L’armée française n’échappera pas à la présence syndicale

Dans deux arrêts historiques rendus le 2 octobre, la Cour européenne des droits de l’homme impose à la France d’admettre les syndicats dans les armées. Le gouvernement va jouer la montre.

Le ministre de la Défense passant les troupes en revue.

Le ministre de la Défense passant les troupes en revue. © François Destoc / Maxppp
En matière militaire, les spécificités françaises sont nombreuses. Mais il en est une qui devra disparaître à moyenne échéance : l’interdiction du syndicalisme dans les armées. Le 2 octobre, la Cour européenne des droits de l’homme a rendu deux arrêts décisifs en ce sens. Dans la première affaire, un officier de gendarmerie, Jean-Hugues Matelly, avait subi de fortes pressions de sa hiérarchie pour qu’il quitte l’association Forum gendarmes et citoyens, qu’il avait mise sur pied en 2008 afin que les gendarmes en activité ou en retraite y trouvent un lieu d’expression.

Le Conseil d’État avait par la suite rejeté un recours exercé par l’officier contre cette décision. Il avait alors poursuivi la France à la CEDH. Celle-ci a estimé : « Si la Cour note que l’État français a mis en place des instances et des procédures spéciales pour prendre en compte les préoccupations du personnel militaire, elle estime toutefois que ces institutions ne remplacent pas la reconnaissance au profit des militaires d’une liberté d’association, laquelle comprend le droit de fonder des syndicats et de s’y affilier. » (Lire ici l’arrêt Matelly.)

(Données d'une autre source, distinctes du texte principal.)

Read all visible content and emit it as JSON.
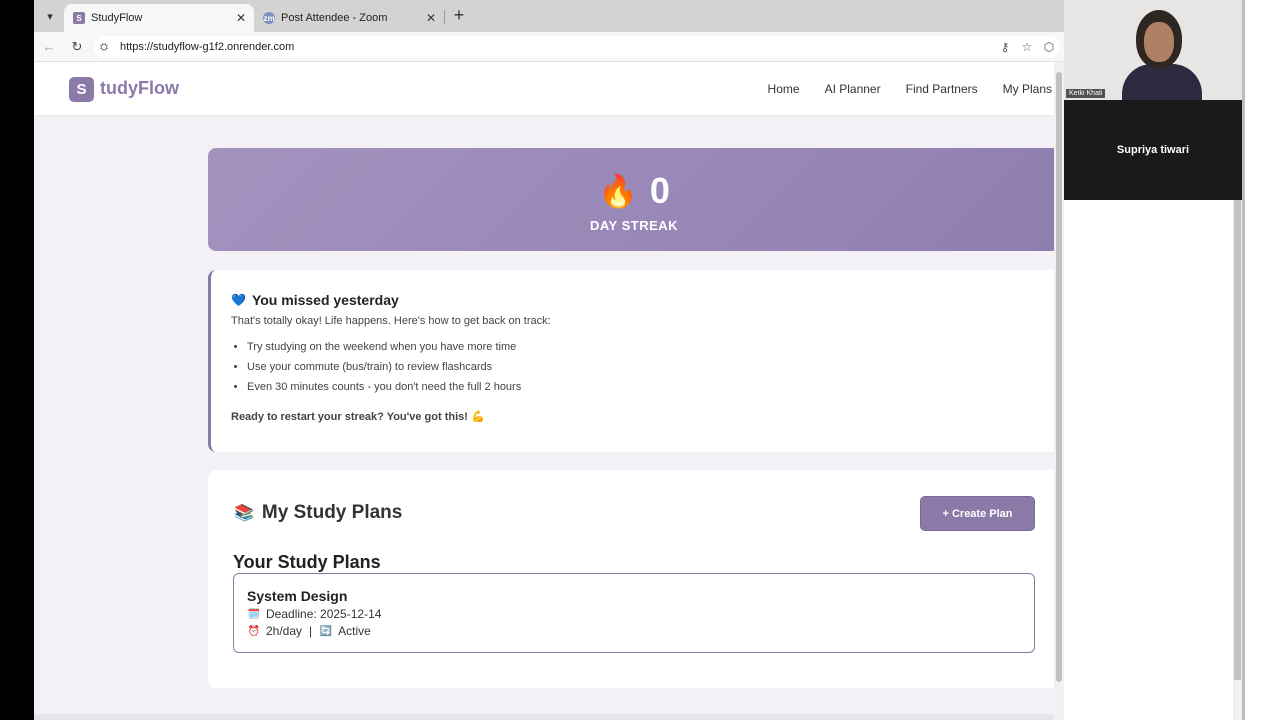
{
  "browser": {
    "tabs": [
      {
        "title": "StudyFlow",
        "favicon": "S",
        "active": true
      },
      {
        "title": "Post Attendee - Zoom",
        "favicon": "zm",
        "active": false
      }
    ],
    "url": "https://studyflow-g1f2.onrender.com"
  },
  "site": {
    "logo_letter": "S",
    "logo_text": "tudyFlow",
    "nav": [
      "Home",
      "AI Planner",
      "Find Partners",
      "My Plans"
    ]
  },
  "streak": {
    "icon": "🔥",
    "count": "0",
    "label": "DAY STREAK"
  },
  "missed": {
    "icon": "💙",
    "title": "You missed yesterday",
    "subtitle": "That's totally okay! Life happens. Here's how to get back on track:",
    "tips": [
      "Try studying on the weekend when you have more time",
      "Use your commute (bus/train) to review flashcards",
      "Even 30 minutes counts - you don't need the full 2 hours"
    ],
    "cta": "Ready to restart your streak? You've got this! 💪"
  },
  "plans": {
    "icon": "📚",
    "title": "My Study Plans",
    "create_label": "+ Create Plan",
    "subheading": "Your Study Plans",
    "items": [
      {
        "name": "System Design",
        "deadline_icon": "🗓️",
        "deadline": "Deadline: 2025-12-14",
        "hours_icon": "⏰",
        "hours": "2h/day",
        "status_icon": "🔄",
        "status": "Active"
      }
    ]
  },
  "zoom": {
    "participant1": "Ketki Khati",
    "participant2": "Supriya tiwari"
  },
  "colors": {
    "accent": "#8b7aa8",
    "streak_gradient": [
      "#a393bf",
      "#8e7eb0"
    ]
  }
}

Atteinte à la liberté d’association

Dans la seconde affaire, l’Adefdromil (Association de défense des droits des militaires) avait saisi la CEDH afin qu’elle statue sur son droit à représenter des militaires adhérents que lui avait dénié le Conseil d’État au motif qu’elle agissait à ses yeux comme un syndicat. La Cour – qui cite dans son arrêt un article du Point du 22 novembre 2002 (NDLR : attention, la date indiquée sur le site est erronée) – a donné raison à l’association en jugeant qu' »en lui interdisant par principe d’agir en justice en raison de la nature syndicale de son objet social, sans déterminer concrètement les seules restrictions qu’imposaient les missions spécifiques de l’institution militaire, les autorités internes ont porté atteinte à l’essence même de la liberté d’association ».

En se réjouissant de cette décision qui couronne une quinzaine d’années d’efforts, l’Adefdromil note : « Ces arrêts ouvrent enfin la porte à la création d’associations professionnelles dans les armées et la gendarmerie. »

Interdit d’interdire

Ces deux cas sont hautement symboliques, et la CEDH conteste donc à la France le droit de s’en tenir, concernant les militaires, à une interdiction « pure et simple de constituer un syndicat ou d’y adhérer ». Cette prohibition figure néanmoins noir sur blanc dans la loi française, et précisément dans l’article L 4121-4 du Code de la défense. Depuis plusieurs années, sous la pression notamment de l’Adefdromil, organisation honnie par la hiérarchie militaire, de nombreuses innovations ont été introduites par les autorités politiques pour améliorer les structures de représentation du personnel militaire.

Mais elles demeurent très imparfaites en se trouvant peu ou prou soumises à la double hiérarchie militaire et politique. Du coup, lorsque les revendications collectives ne sont pas satisfaites, la cocotte explose. On en a connu des exemples flagrants avec la révolte des gendarmes en 2000, avec les restrictions indignes apportées à l’indemnisation de militaires blessés en service, ou plus récemment avec les délires du logiciel de paye Louvois ou le nombre d’affaires de harcèlement sexuel. Entre autres.

Engagements

Les revendications des partisans d’une présence syndicale dans les forces sont relativement modérées. Contrairement à ce que laissent entendre les opposants – clairement majoritaires – à cette introduction dans les armées d’une structure basique de la vie politique et sociale française, les grandes centrales syndicales qui avaient élaboré une charte commune en ce sens en 2001 n’ont jamais réclamé le droit de grève des hommes et des femmes en uniforme. Elles admettent aussi que des restrictions au droit d’expression – droit de manifester, par exemple – seraient parfaitement acceptables.

Pour autant, les gouvernements successifs se sont tous opposés à cette évolution que l’Europe leur impose désormais. Jean-Yves Le Drian, ministre de la Défense, a été on ne peut plus net en déclarant : « Les syndicats dans l’armée, ce n’est pas à l’ordre du jour, ça, je peux vous le dire ! » Sauf que si la France entend respecter les engagements européens dont elle est porteuse, il faudra bien qu’elle y passe. Que le gouvernement le veuille ou non.